もし自分でレンズが欲しいと思ったときは10本/mmのラインを重点的にみるようにしています。
コントラストが的確に表現できていないと解像度も低い連鎖があります。
広角や標準域ではセンサー周辺に行くほどS , Mともに落ちてきます。
この落ち方がなめらかであるかも重要です。
30本/mmの解像度ももちろん重要ですが、見すぎて迷わないようにしています。
少し目を通して画像サイトの作例を見るようにします。
このとき色ごとに画像を見たり、被写体から背景の遠さでのぼけなども確認していきます。
これでほぼレンズの特徴を知ることができます。
もし30本/mmのラインが極端に変動していたり、S , Mの開きが大きいなど気にかかることがあった場合はレンズの評価サイトや雑誌でレンズの解説を見るようにします。
MTFの見かたから画像サイトを見て写りを確認することまでのご説明でした。
レンズ評価の解説もわかるようになるね
MTF曲線を見ながらわかるといいよね
まとめ
実際のレンズでMTFを見るとイメージがつきやすいですね。
望遠レンズのほうが1に近いグラフで安定しますが、レンズによりF値のちがいで写真はちがってきます。これはグラフだけではわかりませんね。
広角を含むズームレンズではどうしても広角側は悪くなります。
ズームレンズは広い焦点距離をあらわすためしかたありません。
しかし、広角レンズでも単焦点レンズやズーム倍率が低い広角ズームレンズでは大変よいMTF曲線で写りも周辺まで正確です。
MTFだけで画像まではわかりません。
しかし画像だけでもわかりづらいことも多いのです。
そんなときにMTFグラフを見くらべてみるのもレンズを判断するひとつの要素になりますね。
今書いたことと逆のことになりますがMTFを信じすぎるのも良くありません。実際に写真を見て気に入った写りならばそれでもいいと判断できるのです。あくまでもレンズを知る情報です。

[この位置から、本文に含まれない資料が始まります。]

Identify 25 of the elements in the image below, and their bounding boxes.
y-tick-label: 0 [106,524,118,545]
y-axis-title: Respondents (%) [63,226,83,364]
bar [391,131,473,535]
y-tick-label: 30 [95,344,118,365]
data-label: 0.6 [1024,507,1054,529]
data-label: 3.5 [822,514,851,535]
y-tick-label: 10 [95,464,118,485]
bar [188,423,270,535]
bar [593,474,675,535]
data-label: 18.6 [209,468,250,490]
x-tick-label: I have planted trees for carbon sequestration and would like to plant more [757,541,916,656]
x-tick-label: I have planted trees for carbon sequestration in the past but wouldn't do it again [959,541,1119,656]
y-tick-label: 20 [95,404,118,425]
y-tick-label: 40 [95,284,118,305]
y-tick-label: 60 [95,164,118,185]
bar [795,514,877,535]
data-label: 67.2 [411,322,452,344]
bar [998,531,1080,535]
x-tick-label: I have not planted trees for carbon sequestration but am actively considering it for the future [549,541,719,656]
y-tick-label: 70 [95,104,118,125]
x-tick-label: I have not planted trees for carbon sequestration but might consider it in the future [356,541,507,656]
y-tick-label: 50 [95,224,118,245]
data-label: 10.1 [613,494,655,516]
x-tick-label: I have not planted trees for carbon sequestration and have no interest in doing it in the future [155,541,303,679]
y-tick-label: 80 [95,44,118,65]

数字やグラフでわかりやすいこともありますが、あまり気にしすぎてしまうとほしいレンズや気になるレンズにも敏感になってしまいます。
どんなレンズも得手、不得手がありますので、ひとつの要素として見るようにしましょう。
ほんとうに選択で大変なのは値段だと思います。
むりをしない判断をしていきましょう。